Rising star steeplechaser lands season-ending feature

Pythagoras
Pythagoras on the way to winning the Waikato Hunt Cup (4200m) at Te Aroha. Photo: Trish Dunell

Sunday’s National Jumps Day at Te Aroha brought the curtain down on the 2019 New Zealand jumping season, but it also provided an exciting glimpse into the future. The feature race, the Bayleys Waikato Hunt Cup (4200m), was won by Pythagoras, a seven-year-old Pentire gelding who is now unbeaten in two steeplechase appearances.

Ridden by Reece Cole for Matamata trainers and part-owners Peter and Jessica Brosnan, Pythagoras took over at the top of the straight and scored a strong half-length victory over Caballo Noir and Raisafuasho. “It was a great result,” Peter Brosnan said. “He’s a horse we’ve always held in pretty high regard as a jumper, so it was really good to see him do that.”

After winning three of his 23 starts on the flat, Pythagoras switched to hurdling in June of this year and finished seventh, fifth, fifth and ninth in his four maiden hurdle starts. He made his steeplechase debut on September 1 with a win at Te Aroha, then delivered a repeat result in richer company four weeks later. “We introduced him to jumps racing with a few starts over hurdles earlier in the winter, but he’s always jumped like more of a steeplechaser to us,” Brosnan said. “We were looking forward to getting him up to steeplechases.”

Pythagoras has been a key contributor to a remarkable start to the 2019-20 season for the Brosnans, who have had eight wins and five placings from 35 starters since August 1. That already puts them ahead of their 2018-19 total of six winners from 122 runners, and they currently sit in fifth spot on the premiership.

The couple’s best-ever season came in 2016-17, when their 163 runners included 12 winners. “We’ve been pretty happy with our results in the last couple of months,” Peter Brosnan said. “The horses have all been going really well.”

Winter is a busy time for the couple, who frequently have more than a dozen horses in work as well as being parents to four children under the age of 10. But the stable is set to be much quieter over the summer months. “We won’t have many runners over the summer,” Brosnan said. “We have a couple of horses who might run again in the next few weeks before the tracks dry out too much, but then most of them will go out for a break before we start getting them ready for next winter.”

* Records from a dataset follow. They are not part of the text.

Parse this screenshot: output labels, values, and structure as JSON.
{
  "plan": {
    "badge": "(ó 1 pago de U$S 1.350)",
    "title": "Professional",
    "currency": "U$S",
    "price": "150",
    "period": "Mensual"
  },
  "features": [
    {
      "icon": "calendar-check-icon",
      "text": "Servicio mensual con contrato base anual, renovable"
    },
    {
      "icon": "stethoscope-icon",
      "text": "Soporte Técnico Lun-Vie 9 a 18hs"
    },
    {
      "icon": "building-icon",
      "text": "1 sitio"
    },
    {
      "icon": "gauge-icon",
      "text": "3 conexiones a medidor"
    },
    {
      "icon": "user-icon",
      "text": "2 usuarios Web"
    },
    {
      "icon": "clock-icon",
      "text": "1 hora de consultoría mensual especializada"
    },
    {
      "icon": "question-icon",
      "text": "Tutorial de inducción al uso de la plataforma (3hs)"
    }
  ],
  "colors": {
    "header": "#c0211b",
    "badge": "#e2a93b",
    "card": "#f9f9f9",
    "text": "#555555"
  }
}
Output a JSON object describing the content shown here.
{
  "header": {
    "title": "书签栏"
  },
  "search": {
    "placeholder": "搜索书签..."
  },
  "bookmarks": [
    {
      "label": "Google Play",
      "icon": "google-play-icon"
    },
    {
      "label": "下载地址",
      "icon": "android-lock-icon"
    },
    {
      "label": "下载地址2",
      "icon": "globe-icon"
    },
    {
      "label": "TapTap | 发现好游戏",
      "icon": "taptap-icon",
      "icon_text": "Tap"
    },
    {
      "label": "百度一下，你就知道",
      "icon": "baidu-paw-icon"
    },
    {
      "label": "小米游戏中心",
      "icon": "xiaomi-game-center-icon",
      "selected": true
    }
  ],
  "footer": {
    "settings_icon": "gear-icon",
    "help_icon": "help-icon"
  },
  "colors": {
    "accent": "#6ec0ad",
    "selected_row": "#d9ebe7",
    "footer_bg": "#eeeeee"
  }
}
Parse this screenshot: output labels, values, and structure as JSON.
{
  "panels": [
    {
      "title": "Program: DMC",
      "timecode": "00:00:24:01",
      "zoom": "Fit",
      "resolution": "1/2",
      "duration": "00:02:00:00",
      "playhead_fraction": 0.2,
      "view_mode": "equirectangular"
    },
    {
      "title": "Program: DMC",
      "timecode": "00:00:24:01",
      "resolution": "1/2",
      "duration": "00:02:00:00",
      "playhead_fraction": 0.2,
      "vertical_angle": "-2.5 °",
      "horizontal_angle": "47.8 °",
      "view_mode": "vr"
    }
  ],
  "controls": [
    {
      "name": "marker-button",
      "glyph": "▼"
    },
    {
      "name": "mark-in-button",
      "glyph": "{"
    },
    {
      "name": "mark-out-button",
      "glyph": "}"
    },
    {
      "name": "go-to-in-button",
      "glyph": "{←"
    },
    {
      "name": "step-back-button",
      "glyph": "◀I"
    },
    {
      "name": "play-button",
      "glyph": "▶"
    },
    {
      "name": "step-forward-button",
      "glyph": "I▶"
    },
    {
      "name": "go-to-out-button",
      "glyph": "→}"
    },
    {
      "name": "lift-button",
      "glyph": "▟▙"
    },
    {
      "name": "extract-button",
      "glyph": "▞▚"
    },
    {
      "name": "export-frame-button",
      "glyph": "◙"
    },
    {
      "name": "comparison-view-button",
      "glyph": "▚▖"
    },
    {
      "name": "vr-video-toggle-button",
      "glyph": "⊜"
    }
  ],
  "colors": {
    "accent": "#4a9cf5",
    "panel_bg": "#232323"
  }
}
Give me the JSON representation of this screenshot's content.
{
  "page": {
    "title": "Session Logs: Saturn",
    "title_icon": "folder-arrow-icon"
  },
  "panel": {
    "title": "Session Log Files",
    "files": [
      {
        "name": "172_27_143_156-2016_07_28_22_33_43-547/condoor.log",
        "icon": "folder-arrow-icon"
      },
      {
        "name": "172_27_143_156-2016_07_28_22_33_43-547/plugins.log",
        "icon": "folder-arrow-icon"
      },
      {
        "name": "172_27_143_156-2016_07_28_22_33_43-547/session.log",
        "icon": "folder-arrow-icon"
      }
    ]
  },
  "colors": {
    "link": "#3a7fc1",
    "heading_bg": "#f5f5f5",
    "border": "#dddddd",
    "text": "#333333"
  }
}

Pythagoras is sure to be the Brosnan stable’s headline act going into the 2020 jumping season, along with proven stablemate Old Countess. But there are some other jumpers around the country who will also be worth keeping an eye on.

We asked leading jumps jockeys Shaun Fannin, Buddy Lammas and Shaun Phelan to name the three horses they are most looking forward to riding next winter. “I’d say my three are Laekeeper, Hamiltonian and Each Way,” Fannin said. “They’re three nice hurdlers to look forward to. Laekeeper is a good open-class horse, while the other two were nice maiden winners recently – Hamiltonian at Wanganui the other day, and Each Way at Te Aroha on Sunday.”

For Lammas, two of his three selections were no-brainers – his Grand National winners Shamal and Alfie Dee, both trained by Ken Duncan. “Those are the two obvious ones,” he said. “For the other one, I’d say maybe Rigel. He’s injured at the moment, but when he comes back, I think he could make a nice jumper.”

Phelan also opted for a Grand National winner, but added an intriguing name who has yet to make his jumping debut. “My three would be It’s A Wonder, Bay Rocker and Kaharau,” he said. Kaharau is a 13-time winner on the flat, most recently in the Ruakaka Cup (2200m), and has earned more than $325,000 in stakes. Phelan rode him to win a hurdle trial at Cambridge on July 1.